Bonjour Zafari,
Zafari a écrit :L'adultère est un péché, certes, mais il semblerait que tout dépende des circonstances. J'ai moi même vu un prêtre pour cela, il y a quelques années. Persuadé que j'étais en état de péché mortel. Le prêtre a éclaté de rire... Le seul péché mortel, et celui contre l'Esprit m'a-t-il affirmé.
Je pense qu'il y a là une confusion : le péché contre l'Esprit Saint est le seul qui ne sera pas pardonné. (cf Matthieu 12,31-32)
Mais il existe d'autres péchés graves (le meurtre, le viol, l'adultère, le faux témoignage, etc.) qui, Dieu merci, peuvent être pardonnés. (Ouf !)
Quoiqu'il en soit, et même si la notion de péché mortel doit être manipulée avec précaution (un péché mortel étant la combinaison d'une faute grave ET d'une volonté délibérée de pécher),
l'adultère reste objectivement une faute grave.
Et une faute grave, si elle est commise en pleine conscience et délibérément, devient péché mortel.
Donc à la question l'adultère est-il un péché mortel, je réponds (et je pense être en accord avec la Tradition de l'Eglise) : pas forcément mais le risque est grand que vous en commettiez un, surtout si vous persévérez.
Zafari a écrit :"Quoique vous fassiez, vous ne serez pas dans les clous vis à vis du Magistère... Pratiquez la politique du moindre mal, préservez vos enfants, et ne faîtes de mal ni à votre maîtresse qui vous aime, ni à votre femme qui doit supporter un mari qu'elle n'aime plus. Elle aussi fait des sacrifices, qui bien que non dictés par l'Eglise, la font souffrir. Remettez vous en à la Divine Providence, priez, et si vous vous sentez en paix avec Dieu, allez communier."
Je trouve (ça n'engage que moi) qu'il y a du bon et du moins bon là-dedans.
C'est sûr que le chemin que l'Eglise nous propose est un chemin de sainteté et il n'est pas anormal que nous trébuchions, le sacrement de la réconciliation étant fait pour cela. Il ne faut donc pas désespérer et demander à Dieu, dans la prière et les sacrements, de nous relever à chaque fois.

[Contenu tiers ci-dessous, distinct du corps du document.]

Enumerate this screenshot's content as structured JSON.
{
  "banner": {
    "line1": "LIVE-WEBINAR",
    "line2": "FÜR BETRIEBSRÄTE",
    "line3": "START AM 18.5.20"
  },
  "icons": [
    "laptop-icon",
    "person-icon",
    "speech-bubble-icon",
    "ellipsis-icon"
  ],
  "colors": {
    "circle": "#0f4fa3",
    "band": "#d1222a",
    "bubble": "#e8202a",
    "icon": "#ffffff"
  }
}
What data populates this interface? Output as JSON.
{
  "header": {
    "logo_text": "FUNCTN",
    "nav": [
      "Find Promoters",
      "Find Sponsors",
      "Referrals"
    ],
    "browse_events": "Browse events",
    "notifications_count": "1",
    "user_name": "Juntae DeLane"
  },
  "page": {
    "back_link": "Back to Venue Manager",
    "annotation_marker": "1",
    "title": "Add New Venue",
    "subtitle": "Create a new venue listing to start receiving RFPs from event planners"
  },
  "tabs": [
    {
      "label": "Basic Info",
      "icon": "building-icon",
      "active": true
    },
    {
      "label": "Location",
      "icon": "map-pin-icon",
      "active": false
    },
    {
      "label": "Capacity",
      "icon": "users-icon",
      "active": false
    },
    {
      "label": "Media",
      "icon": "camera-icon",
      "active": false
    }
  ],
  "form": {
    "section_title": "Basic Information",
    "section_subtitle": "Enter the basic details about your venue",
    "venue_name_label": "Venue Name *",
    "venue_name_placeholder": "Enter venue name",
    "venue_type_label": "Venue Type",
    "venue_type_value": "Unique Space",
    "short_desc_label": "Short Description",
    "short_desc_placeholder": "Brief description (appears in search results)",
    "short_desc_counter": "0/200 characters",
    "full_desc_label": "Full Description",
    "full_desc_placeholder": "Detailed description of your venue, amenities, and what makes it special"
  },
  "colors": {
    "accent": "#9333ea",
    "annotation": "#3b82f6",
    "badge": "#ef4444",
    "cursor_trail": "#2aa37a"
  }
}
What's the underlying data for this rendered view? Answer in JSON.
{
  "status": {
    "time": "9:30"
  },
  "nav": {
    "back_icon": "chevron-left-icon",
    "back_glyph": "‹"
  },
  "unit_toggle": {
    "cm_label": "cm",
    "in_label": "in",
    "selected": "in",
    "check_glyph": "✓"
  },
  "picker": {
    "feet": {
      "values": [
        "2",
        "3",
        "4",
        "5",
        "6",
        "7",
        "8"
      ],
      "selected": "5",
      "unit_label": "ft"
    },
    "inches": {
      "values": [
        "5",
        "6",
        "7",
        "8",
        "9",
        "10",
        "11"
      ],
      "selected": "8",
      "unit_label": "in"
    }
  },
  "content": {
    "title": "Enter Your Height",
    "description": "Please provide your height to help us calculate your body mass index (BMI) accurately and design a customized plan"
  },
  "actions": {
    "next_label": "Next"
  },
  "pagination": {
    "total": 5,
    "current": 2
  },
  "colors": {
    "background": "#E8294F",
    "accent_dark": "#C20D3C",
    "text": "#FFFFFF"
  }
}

Cependant, je ne pense pas qu'on puisse se limiter à pratiquer une politique du "moindre mal". Notre devoir de baptisé est, selon Jésus, d'être "parfait comme notre Père céleste est parfait" (Matthieu 5, 48). Le chrétien doit viser la sainteté, doit faire des efforts en ce sens, et ne jamais cesser de viser un idéal qui le dépasse, certes, mais qu'il espère atteindre avec la grâce de Dieu.
Enfin, je vais finir sur une petite précision qui me semble importante : la communion au corps et au sang du Christ nécessite
d'être en état de grâce. Voilà pourquoi il est recommandé de se confesser avant d'aller communier, plus que de se "sentir" en paix avec Dieu (ce qui est très subjectif, vous en conviendrez).
Il ne s'agit pas de règles absurdes mais d'une règle d'amour : en communiant, on accueille le Christ dans notre corps, notre coeur et notre âme.